Kalamezhuthupattu is a traditional performing art in the Mulluthara Devi Temple, Malamekkara. It is performed as a vazhipad (offering). Kallatt kurup, a traditional community, is in charge of that function. The Kalampattu is associated with some ritualistic dance performances. This offering is performed for the blessings of gods like Bhadhrakali, Ayyappan, Vettakkorumakan, and serpent god, etc.

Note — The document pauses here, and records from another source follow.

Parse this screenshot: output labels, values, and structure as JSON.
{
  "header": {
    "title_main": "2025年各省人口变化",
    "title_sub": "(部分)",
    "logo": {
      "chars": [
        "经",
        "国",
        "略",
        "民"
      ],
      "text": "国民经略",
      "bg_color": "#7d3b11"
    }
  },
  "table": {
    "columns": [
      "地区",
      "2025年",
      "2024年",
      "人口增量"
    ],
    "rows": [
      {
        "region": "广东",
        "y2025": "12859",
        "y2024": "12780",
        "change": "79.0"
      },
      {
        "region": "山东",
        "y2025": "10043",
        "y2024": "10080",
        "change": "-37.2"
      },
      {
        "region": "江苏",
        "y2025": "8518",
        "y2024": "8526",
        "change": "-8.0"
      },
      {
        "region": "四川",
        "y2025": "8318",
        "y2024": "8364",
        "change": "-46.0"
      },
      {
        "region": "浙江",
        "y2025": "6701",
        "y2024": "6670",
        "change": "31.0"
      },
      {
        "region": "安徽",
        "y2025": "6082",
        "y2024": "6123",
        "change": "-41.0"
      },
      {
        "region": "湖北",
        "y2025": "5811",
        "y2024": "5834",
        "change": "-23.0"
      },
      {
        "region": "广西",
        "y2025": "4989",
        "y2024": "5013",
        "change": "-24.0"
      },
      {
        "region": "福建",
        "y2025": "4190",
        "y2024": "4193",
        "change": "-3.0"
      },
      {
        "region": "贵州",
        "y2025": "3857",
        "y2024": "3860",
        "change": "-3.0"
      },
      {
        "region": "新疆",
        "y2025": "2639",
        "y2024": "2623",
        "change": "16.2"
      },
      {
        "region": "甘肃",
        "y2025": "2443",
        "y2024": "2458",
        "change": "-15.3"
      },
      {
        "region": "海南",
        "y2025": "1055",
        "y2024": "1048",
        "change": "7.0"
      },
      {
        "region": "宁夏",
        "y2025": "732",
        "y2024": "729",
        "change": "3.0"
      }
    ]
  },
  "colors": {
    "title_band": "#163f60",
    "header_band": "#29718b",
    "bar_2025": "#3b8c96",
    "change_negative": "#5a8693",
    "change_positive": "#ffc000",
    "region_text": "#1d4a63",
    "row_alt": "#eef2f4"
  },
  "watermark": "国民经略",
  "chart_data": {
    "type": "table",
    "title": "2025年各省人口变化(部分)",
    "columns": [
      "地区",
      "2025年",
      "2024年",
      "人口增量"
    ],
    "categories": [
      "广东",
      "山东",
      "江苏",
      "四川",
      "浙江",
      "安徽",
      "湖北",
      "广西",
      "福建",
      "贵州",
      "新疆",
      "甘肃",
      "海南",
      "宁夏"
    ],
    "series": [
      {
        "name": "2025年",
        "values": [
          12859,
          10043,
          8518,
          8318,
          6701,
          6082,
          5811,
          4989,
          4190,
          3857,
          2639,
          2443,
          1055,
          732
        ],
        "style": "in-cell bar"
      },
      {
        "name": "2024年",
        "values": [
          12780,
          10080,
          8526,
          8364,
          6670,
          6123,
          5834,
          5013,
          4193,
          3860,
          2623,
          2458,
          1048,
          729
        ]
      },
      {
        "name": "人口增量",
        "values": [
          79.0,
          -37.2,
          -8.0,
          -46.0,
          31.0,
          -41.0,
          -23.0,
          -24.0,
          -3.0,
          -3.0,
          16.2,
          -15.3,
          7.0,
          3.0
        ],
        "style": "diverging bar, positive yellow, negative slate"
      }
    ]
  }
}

After koorayidal and uchappattu, the kurup does the kalamezhuthu (drawn on the floor using five colours). Marar (who plays drums) does the sandyavela after deeparadhana. The keli, thayampaka, kushalpattu, etc. are done according to the budget of the offerer. When the kalam is ready, the deity and the komaram will be welcomed to the kalam as a procession with a song by the kurup called mullakkan pattu. Here also according to the budget elephant, melam, and other decorative items can be added to the procession. The Velichappad (komaram) does the ritual dance known as eedum koorum chavittu and the Kalapradakshinam (rounding the kalam with different steps and rhythms). After the completion of Kalapradakshinam, the Brahmin priest is assigned the privilege of doing the kalam pooja of the image before the onset of the Kalampattu. After that, the kurup performs thiriuzichil, and the komaram performs kalathylattam, nalikerameru (breaking of coconut as offering), and kalam maykkal (kalasam – valedictory function – closing the function). After that kurup removes the koora (koora valikkal).

=== Kalam Ezhuthum Paattum ===
For centuries, the Kalam Ezhuthum Paattum, a traditional annual festival at Arakkulangara Bhagavathy temple, is held from the first day of Makaram (6th month of Malayalam Era) every year.